Молча, стиснув зубы, я чищу овощи, удаляю с мяса жир, готовлю маринад под надзором матери, помогаю лепить вареники, сворачивать рулетики и месить тесто для пирожных. Быть может, кому-то эти занятия и по душе, но не мне. Я вся вспотела, ноги разболелись от долгого стояния, а руки горят огнем – я ведь чистила и шинковала перец чили. Ей-богу, мне уже хочется, чтобы сегодняшний день поскорее закончился.
Краем глаза я замечаю, что Мириам выходит на крыльцо, и украдкой следую за ней. Спрятавшись за углом, она закуривает сигарету.
– Угостишь? – спрашиваю я.
– Разумеется, но помни: нельзя признаваться в том, что куришь. И уж точно нельзя курить при мужчинах, – шепотом говорит она.
– Это еще почему? – удивляюсь я. – Я не раз курила в присутствии Ахмеда.
– Но это было в Польше. А здесь не надо. Мой тебе совет.
Я затягиваюсь дымом. Кажется, никогда еще сигарета не приносила мне такого удовольствия. Это шанс расслабиться на минутку – и в то же время это знак моей независимости.
– Ты живешь с родителями? – спрашиваю я, помолчав минуту.
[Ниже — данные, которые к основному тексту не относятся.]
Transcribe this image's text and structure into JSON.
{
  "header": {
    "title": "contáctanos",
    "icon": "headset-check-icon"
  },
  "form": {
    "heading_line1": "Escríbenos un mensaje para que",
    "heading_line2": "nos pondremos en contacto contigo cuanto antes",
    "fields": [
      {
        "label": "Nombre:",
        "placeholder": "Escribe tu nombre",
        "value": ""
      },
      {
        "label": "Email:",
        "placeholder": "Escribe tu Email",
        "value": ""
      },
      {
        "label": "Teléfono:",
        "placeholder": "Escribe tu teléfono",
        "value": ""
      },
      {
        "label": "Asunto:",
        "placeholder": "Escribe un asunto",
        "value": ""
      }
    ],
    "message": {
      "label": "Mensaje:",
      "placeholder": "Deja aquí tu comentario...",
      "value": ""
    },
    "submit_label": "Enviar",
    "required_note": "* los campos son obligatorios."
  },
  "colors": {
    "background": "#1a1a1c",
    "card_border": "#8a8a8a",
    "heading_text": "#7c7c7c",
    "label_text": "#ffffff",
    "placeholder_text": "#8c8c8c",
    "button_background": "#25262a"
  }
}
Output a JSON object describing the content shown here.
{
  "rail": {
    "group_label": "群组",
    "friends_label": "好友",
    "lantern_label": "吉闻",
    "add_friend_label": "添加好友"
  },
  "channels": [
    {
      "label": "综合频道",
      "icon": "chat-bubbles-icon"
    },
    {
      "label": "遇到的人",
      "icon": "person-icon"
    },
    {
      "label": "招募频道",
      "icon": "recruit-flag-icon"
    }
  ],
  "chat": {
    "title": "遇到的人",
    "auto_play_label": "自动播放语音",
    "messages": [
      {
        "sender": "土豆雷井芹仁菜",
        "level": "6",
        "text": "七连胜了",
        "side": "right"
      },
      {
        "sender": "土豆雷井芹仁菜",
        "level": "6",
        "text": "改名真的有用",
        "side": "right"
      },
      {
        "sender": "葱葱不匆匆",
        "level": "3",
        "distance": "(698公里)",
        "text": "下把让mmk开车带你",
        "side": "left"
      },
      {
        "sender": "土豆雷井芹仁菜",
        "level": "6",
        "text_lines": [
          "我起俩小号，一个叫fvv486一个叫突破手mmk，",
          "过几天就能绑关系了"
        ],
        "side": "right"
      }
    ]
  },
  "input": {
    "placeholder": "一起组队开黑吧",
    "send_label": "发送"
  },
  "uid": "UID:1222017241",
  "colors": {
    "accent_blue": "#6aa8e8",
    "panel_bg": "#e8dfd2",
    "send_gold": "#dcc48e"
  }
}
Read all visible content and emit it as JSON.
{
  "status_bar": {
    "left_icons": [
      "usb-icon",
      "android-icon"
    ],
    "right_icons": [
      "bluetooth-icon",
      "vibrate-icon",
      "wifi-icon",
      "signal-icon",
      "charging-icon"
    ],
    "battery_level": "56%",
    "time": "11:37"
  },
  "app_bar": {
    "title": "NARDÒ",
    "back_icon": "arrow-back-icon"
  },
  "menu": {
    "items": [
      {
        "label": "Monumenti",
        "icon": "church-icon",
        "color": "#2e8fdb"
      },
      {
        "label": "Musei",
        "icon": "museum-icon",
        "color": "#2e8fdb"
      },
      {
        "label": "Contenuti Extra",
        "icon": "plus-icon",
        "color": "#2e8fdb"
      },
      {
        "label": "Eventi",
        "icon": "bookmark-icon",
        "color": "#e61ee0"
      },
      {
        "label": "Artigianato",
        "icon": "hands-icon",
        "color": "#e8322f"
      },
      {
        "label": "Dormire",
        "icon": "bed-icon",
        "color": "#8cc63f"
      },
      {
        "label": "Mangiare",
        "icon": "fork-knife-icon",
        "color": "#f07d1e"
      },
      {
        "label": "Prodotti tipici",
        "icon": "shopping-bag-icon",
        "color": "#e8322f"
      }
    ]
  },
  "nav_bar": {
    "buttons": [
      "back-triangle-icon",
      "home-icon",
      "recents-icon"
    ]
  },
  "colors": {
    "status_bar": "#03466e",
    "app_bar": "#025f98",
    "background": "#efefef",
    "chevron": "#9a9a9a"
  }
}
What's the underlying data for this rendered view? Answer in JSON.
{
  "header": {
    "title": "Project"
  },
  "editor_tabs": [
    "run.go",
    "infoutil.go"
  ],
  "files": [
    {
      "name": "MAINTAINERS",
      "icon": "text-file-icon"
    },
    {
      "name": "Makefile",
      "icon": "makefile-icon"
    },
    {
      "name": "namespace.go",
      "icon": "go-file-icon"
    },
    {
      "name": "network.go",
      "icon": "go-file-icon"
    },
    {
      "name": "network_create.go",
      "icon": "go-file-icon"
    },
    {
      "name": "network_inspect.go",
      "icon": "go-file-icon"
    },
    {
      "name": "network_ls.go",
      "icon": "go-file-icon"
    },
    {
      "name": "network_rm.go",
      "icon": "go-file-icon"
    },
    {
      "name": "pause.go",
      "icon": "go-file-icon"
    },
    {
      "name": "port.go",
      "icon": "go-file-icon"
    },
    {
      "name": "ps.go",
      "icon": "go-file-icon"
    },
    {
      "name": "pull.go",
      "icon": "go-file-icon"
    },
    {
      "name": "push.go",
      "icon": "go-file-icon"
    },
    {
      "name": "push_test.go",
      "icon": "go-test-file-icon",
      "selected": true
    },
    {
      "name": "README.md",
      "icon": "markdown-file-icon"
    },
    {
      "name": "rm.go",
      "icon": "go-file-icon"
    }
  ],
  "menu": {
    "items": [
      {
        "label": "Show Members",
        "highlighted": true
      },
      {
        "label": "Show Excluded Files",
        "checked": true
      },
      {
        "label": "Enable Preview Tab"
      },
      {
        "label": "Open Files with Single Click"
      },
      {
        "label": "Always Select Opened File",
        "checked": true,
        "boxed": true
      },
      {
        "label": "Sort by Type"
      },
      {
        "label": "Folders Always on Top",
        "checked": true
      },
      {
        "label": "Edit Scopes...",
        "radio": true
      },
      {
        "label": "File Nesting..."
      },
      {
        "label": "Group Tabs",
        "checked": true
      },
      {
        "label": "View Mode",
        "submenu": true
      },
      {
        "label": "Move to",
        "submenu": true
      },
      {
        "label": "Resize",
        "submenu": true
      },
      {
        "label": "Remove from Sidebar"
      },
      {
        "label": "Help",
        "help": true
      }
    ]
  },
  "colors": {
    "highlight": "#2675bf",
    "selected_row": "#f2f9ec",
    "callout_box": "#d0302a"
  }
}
– Да ты что! – смеется она. – Я сошла бы с ума. Мой дом на другой стороне улицы. Иногда – может быть, даже слишком часто – я беру детишек и прихожу сюда. Вместе всегда веселее, чем когда сидишь одна.
– Ты в разводе? У тебя нет мужа?
– Есть, причем хороший, – говорит она и кивает, будто желая убедить саму себя в правдивости своих слов. – Но у него ведь работа, обязанности… и все такое. Даже когда он в городе, его практически весь день нет дома. Но в основном он там, в пустыне, на нефтяных месторождениях. Он работает в нефтяной фирме, очень хорошо зарабатывает, но… – Она вздыхает. – Знаешь, чем-то приходится жертвовать. – Ее лицо ничего не выражает, только брови поднимаются кверху. – Такова жизнь, – бесстрастно подытоживает Мириам, разводя руками.
– Ну и что это за жизнь?! – почти вскрикиваю я. – Так ведь нельзя!
– Тихо, не ори, – сердито шипит она. – У меня есть семья, отличный муж, а с деньгами вообще превосходно. Я не жалуюсь. Мне и так очень повезло: мужа я выбрала сама и у меня была возможность хорошо узнать его, пока мы учились в университете. Кроме того, он не какой-нибудь старик, а вполне привлекательный мужчина одного со мной возраста.
– Так ты училась в университете? – изумляюсь я, бросая еще один взгляд на Мириам: в цветастом домашнем халате и смешно повязанном платке она смахивает на служанку довоенных лет.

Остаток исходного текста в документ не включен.